April 5, 2020
People & Places

Nostalgia. It’s a many-layered thing

Adelaide Hills author Pip Williams and her friends happily wrapped their arms around each other for this photo just a few weeks ago. They had hugged hello and they hugged goodbye when they parted. They had no inkling it would be the last time for a long while.

Pip Williams, Margie Sarre, Rebekah Clarkson and Jolie Thomas.

Ping. A message from Rebekah. A photo attached.

I open it, and there we are. Four friends, dressed in our best. Our arms wrapped around each other and our smiles wide. We are as close as we could be, our bodies overlapping so we all fit in the frame. We lean into each other and I remember the scent of Margie’s Chanel.

An ache in my chest. The photograph was taken less than two weeks ago. Rebekah’s daughter had just turned 21. Behind us, the room is full of people. There is barely one-and-a-half inches between us, let alone one-and-a-half metres. I remember we hugged hello, we hugged good bye. We kissed each other on the cheek. We had no idea it would be the last time, for a long time.

I look at the photo more closely. There is no sign that we are concerned. In the past 12 months we have supported each other through cancer treatment and mental health disorders, through work stress, child illness and the anxieties of teenagers completing Year 12.

We have celebrated new jobs and new kitchens and new haircuts. Each an excuse to catch up – to drink coffee or wine in good company. To share food. We used to joke about double-dipping. I find myself thinking all of this and I smile back at the image of me with my friends. And then I understand what it is I’m feeling.

Nostalgia.

Over the past few years I have been writing a book about words. It’s a fictional story, woven through the history of the Oxford English Dictionary. Many of the characters have been born in my imagination, but the words are real, and each has a story of its own – stories of loss or neglect or being superfluous to need. Stories of change and transformation. Words, like humans, respond to their environment. They adapt to make sense of it.

Nostalgia is not in my book, but it has been whispering to me for two weeks now. I read The Fragments, by Toni Jordan – the characters line up to enter a gallery, they mingle, they kiss. Nostalgia. I watch re-runs of Seinfeld – Kramer slides into the diner booth with Jerry, George and Elaine. Their bodies touch, they eat each other’s food. The waitress takes Kramer’s order and no one is using hand sanitiser. Nostalgia. I listen to a podcast from the Adelaide Writers’ Festival. I was there, just three weeks ago. When the audience claps, I realise I am one of them. We couldn’t have known how nostalgic we would become for such an experience.

Over the past few years I have spent hours at the State Library of South Australia turning the pages of leather-bound volumes of the first edition of the Oxford English Dictionary. These pages are old, the first volume was published in 1888. The words are older.

Nostalgia combines two words from ancient Greek – nóstos, meaning “return home” and álgos, meaning “pain”. It has been in the English vernacular since the late 1600s and was originally used to describe an extreme homesickness; a form of melancholia caused by prolonged absence from one’s home or country.

Joseph Banks used the word to refer to ailing sailors during the first voyage of Captain Cook.

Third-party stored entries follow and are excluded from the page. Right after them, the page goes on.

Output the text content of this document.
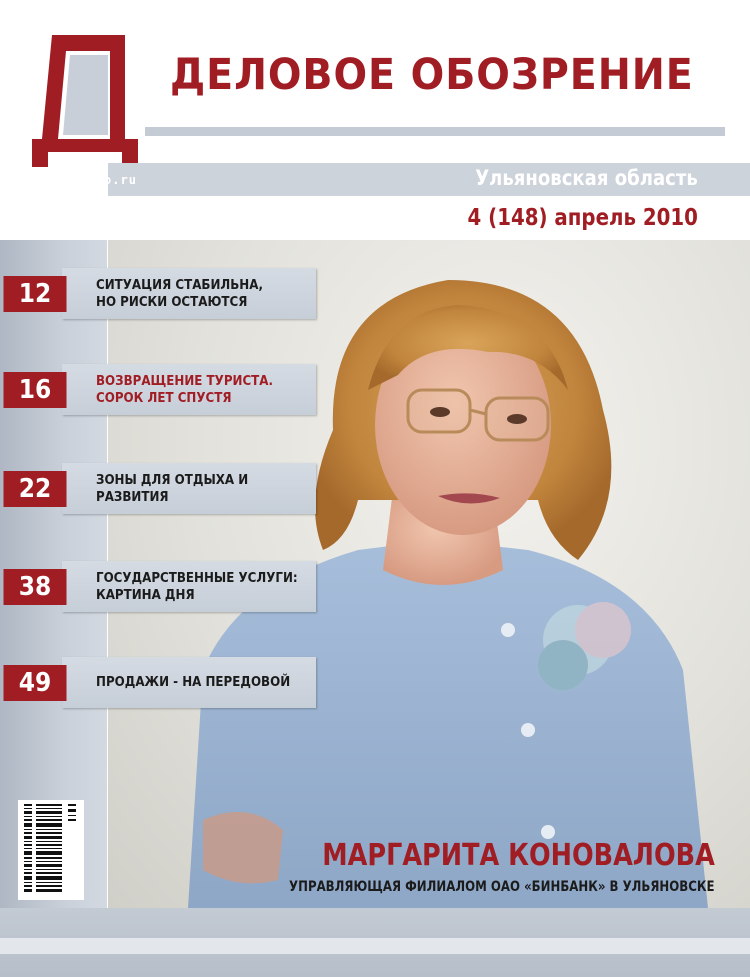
ДЕЛОВОЕ ОБОЗРЕНИЕ
www.uldelo.ru	Ульяновская область
4 (148) апрель 2010
12	СИТУАЦИЯ СТАБИЛЬНА,
НО РИСКИ ОСТАЮТСЯ
16	ВОЗВРАЩЕНИЕ ТУРИСТА.
СОРОК ЛЕТ СПУСТЯ
22	ЗОНЫ ДЛЯ ОТДЫХА И РАЗВИТИЯ
38	ГОСУДАРСТВЕННЫЕ УСЛУГИ:
КАРТИНА ДНЯ
49	ПРОДАЖИ - НА ПЕРЕДОВОЙ
МАРГАРИТА КОНОВАЛОВА
УПРАВЛЯЮЩАЯ ФИЛИАЛОМ ОАО «БИНБАНК» В УЛЬЯНОВСКЕ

In his journal entry of September 3, 1770, he wrote: “The greatest part of them were now pretty far gone with the longing for home which the Physicians have gone so far as to esteem a disease under the name of Nostalgia.”

I know this, because it was recorded in the Oxford English Dictionary more than a hundred years ago. I once ran my finger under the definition and along the lines of quotations. I sat in the secure reading room of my State Library and marvelled that I didn’t have to wear white cotton gloves. And there it is again: nostalgia. But the way I’m feeling isn’t quite what that old dictionary describes. I am not homesick.

From the safety of my loungeroom (I never imagined I would consider a library a threat to my health), I log into the Oxford English Dictionary website. Nostalgia has evolved since Banks wrote about it. The pain of separation from what is familiar is no longer limited to sailors and soldiers, to missionaries and mercenaries. Home is no longer such a permanent thing.

Nostalgia has adapted. For a while now, we have used it to describe a feeling of longing or sentimental imagining for a period of the past, often our childhood or youth, and the dictionary now defines it so. But still, it is not quite right. The element of time does not fit.

I look at the photo again. The moment it captures is barely two weeks gone. Yes, I long to spend time with these friends again, to wrap my arms around them and be close enough to smell their perfume, but there is something poignant about the sudden loss of this possibility that adds another layer to my nostalgia.

I imagine this must be felt by people who suddenly lose the capacity to do something they have always done. Through accident, illness or detention. It is not new, but its prevalence must be increasing with each measure that curtails our lives.

Ping. An invitation to join a ZOOM catch up. And there we are, four friends, dressed in our daggiest. Hair limp and make-up-free, we each have a glass of wine and a snack of our choice – there is no double-dipping. I catch the faint smell of perfume. Nostalgia.

Pip Williams’ novel, The Dictionary of Lost Words, was published last week by Affirm Press.